Wike’s allegation of the APC using security operatives to commit electoral fraud may not be far from the truth. But this does not exonerate Governor Wike of all electoral evils that he alleged Chibuike Amaechi and the APC of. For instance, one of Governor Wike’s henchmen, Hon. Chinyere, the Rivers state Commissioner for Urban Development, was accused of having fake result sheets at the Rivers East Senatorial district Election Collation Centre in Port-Harcourt. Moreover, an audio clip, circulated online, purportedly having Wike threaten to kill an INEC official for refusing to manipulate result despite having collected money from him aptly shows that Wike and PDP are no different from APC and Amaachi. The fact that Wike and Amaechi were previously in the same party, the PDP, shows that as far as the election was concerned there was no fundamental, political, division between the parties. They are just one and the same masquerading in different colors.
However what took place on December 10, 2016 was no way near a free and fair election. Actually it was a political fiasco. Virtually all the candidates had been in one political office or the other with little or no significant achievements. All they were and still interested in is the looting of the Rivers state collective wealth. This is not surprising given Rivers state’s oil wealth. With a population of 4.5 million people and vast potentials, Rivers state is as backward as ever. This is a result of the wanton corruption and looting of the state’s treasury by all past and present administrations including that of Amaechi and Wike.
If Governor Wike is crying foul today, it is only because as a master–election rigger himself who also used federal might while he was a minister under former President Jonathan, he is fearful that the December 10 rerun is a taste of the challenge his second term ambition would face in 2019. Similarly for the APC, winning Rivers state is crucial for elements like Rotimi Amaechi to return to political eminence in the state.
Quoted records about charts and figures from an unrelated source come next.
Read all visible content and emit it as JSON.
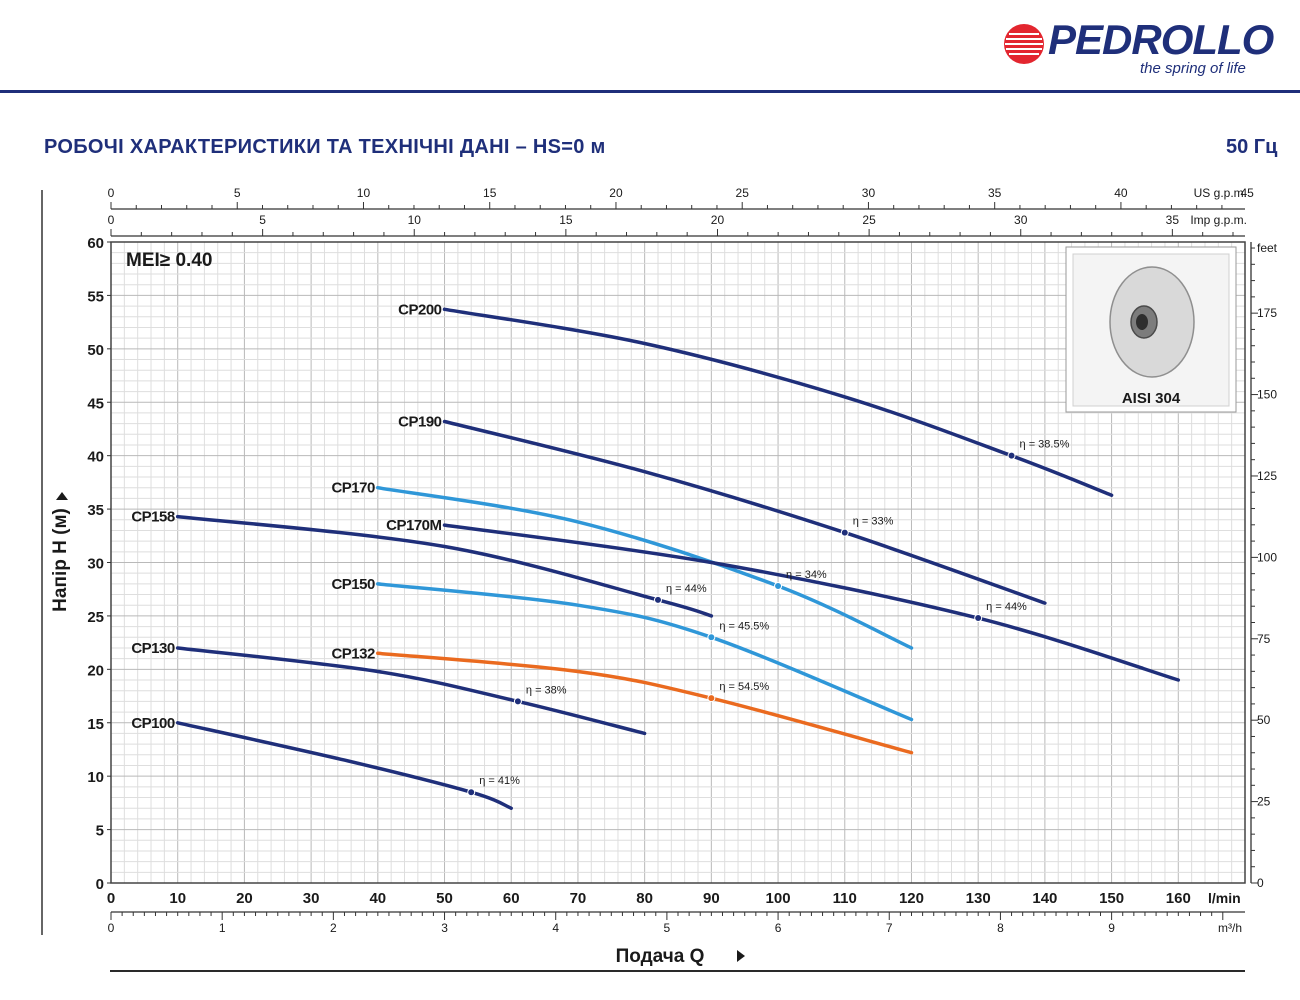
{
  "brand": {
    "name": "PEDROLLO",
    "tagline": "the spring of life"
  },
  "header": {
    "title": "РОБОЧІ ХАРАКТЕРИСТИКИ ТА ТЕХНІЧНІ ДАНІ  –  HS=0 м",
    "frequency": "50 Гц"
  },
  "colors": {
    "brand": "#1f2f7a",
    "dark_blue": "#1f2f7a",
    "light_blue": "#2f97d8",
    "orange": "#ea6a1f"
  },
  "inset": {
    "label": "AISI 304"
  },
  "chart_data": {
    "type": "line",
    "title": "",
    "mei_label": "MEI≥ 0.40",
    "xlabel": "Подача Q",
    "ylabel": "Напір H (м)",
    "xlim": [
      0,
      170
    ],
    "ylim": [
      0,
      60
    ],
    "grid": true,
    "x_ticks": [
      0,
      10,
      20,
      30,
      40,
      50,
      60,
      70,
      80,
      90,
      100,
      110,
      120,
      130,
      140,
      150,
      160
    ],
    "x_unit": "l/min",
    "y_ticks": [
      0,
      5,
      10,
      15,
      20,
      25,
      30,
      35,
      40,
      45,
      50,
      55,
      60
    ],
    "y_labels": [
      "0",
      "5",
      "10",
      "15",
      "20",
      "25",
      "30",
      "35",
      "40",
      "45",
      "50",
      "55",
      "60"
    ],
    "secondary_axes": {
      "us_gpm": {
        "unit": "US g.p.m.",
        "ticks": [
          0,
          5,
          10,
          15,
          20,
          25,
          30,
          35,
          40,
          45
        ],
        "per_unit_lmin": 3.785
      },
      "imp_gpm": {
        "unit": "Imp g.p.m.",
        "ticks": [
          0,
          5,
          10,
          15,
          20,
          25,
          30,
          35
        ],
        "per_unit_lmin": 4.546
      },
      "m3h": {
        "unit": "m³/h",
        "ticks": [
          0,
          1,
          2,
          3,
          4,
          5,
          6,
          7,
          8,
          9
        ],
        "per_unit_lmin": 16.667
      },
      "feet": {
        "unit": "feet",
        "ticks": [
          0,
          25,
          50,
          75,
          100,
          125,
          150,
          175
        ],
        "per_unit_m": 0.3048
      }
    },
    "series": [
      {
        "name": "CP200",
        "color": "#1f2f7a",
        "x": [
          50,
          80,
          110,
          135,
          150
        ],
        "y": [
          53.7,
          50.5,
          45.5,
          40.0,
          36.3
        ],
        "eff": {
          "label": "η = 38.5%",
          "x": 135,
          "y": 40.0
        }
      },
      {
        "name": "CP190",
        "color": "#1f2f7a",
        "x": [
          50,
          80,
          110,
          140
        ],
        "y": [
          43.2,
          38.5,
          32.8,
          26.2
        ],
        "eff": {
          "label": "η = 33%",
          "x": 110,
          "y": 32.8
        }
      },
      {
        "name": "CP170",
        "color": "#2f97d8",
        "x": [
          40,
          70,
          100,
          120
        ],
        "y": [
          37.0,
          33.8,
          27.8,
          22.0
        ],
        "eff": {
          "label": "η = 34%",
          "x": 100,
          "y": 27.8
        }
      },
      {
        "name": "CP170M",
        "color": "#1f2f7a",
        "x": [
          50,
          90,
          130,
          160
        ],
        "y": [
          33.5,
          30.0,
          24.8,
          19.0
        ],
        "eff": {
          "label": "η = 44%",
          "x": 130,
          "y": 24.8
        }
      },
      {
        "name": "CP158",
        "color": "#1f2f7a",
        "x": [
          10,
          50,
          82,
          90
        ],
        "y": [
          34.3,
          31.5,
          26.5,
          25.0
        ],
        "eff": {
          "label": "η = 44%",
          "x": 82,
          "y": 26.5
        }
      },
      {
        "name": "CP150",
        "color": "#2f97d8",
        "x": [
          40,
          70,
          90,
          120
        ],
        "y": [
          28.0,
          26.0,
          23.0,
          15.3
        ],
        "eff": {
          "label": "η = 45.5%",
          "x": 90,
          "y": 23.0
        }
      },
      {
        "name": "CP132",
        "color": "#ea6a1f",
        "x": [
          40,
          70,
          90,
          120
        ],
        "y": [
          21.5,
          19.8,
          17.3,
          12.2
        ],
        "eff": {
          "label": "η = 54.5%",
          "x": 90,
          "y": 17.3
        }
      },
      {
        "name": "CP130",
        "color": "#1f2f7a",
        "x": [
          10,
          40,
          61,
          80
        ],
        "y": [
          22.0,
          19.8,
          17.0,
          14.0
        ],
        "eff": {
          "label": "η = 38%",
          "x": 61,
          "y": 17.0
        }
      },
      {
        "name": "CP100",
        "color": "#1f2f7a",
        "x": [
          10,
          35,
          54,
          60
        ],
        "y": [
          15.0,
          11.5,
          8.5,
          7.0
        ],
        "eff": {
          "label": "η = 41%",
          "x": 54,
          "y": 8.5
        }
      }
    ]
  }
}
It is equally strategic for political calculations of the APC for 2019 when the next general election is due to take place. Therefore whichever way one looks at it, the interest of the people of Rivers State is the farthest issue on the minds of the political gladiators in the December 10 rerun. And this most certainly would be the case come 2019.
The only way out for the working people of Rivers state, and indeed all working class and poor Nigerians, is the emergence of an independent mass working peoples’ party that is armed with socialist ideas and program. Only such a political party is capable of providing an alternative way out for Rivers state working people and indeed Nigerian working people and youth who are currently trapped in a political and economic nightmare. Given the urgent importance of building such a party, members of the Democratic Socialist Movement (DSM) together with some genuine activists, working people and youths have taken the lead by launching the Socialist Party of Nigeria (SPN). We call on all well-meaning Nigerians who want change to end the current corrupt system to support the party both in helping build the SPN and in its current legal battle with the INEC to challenge its refusal to register SPN despite meeting all requirements as laid out in the 1999 constitution and the electoral act (2010).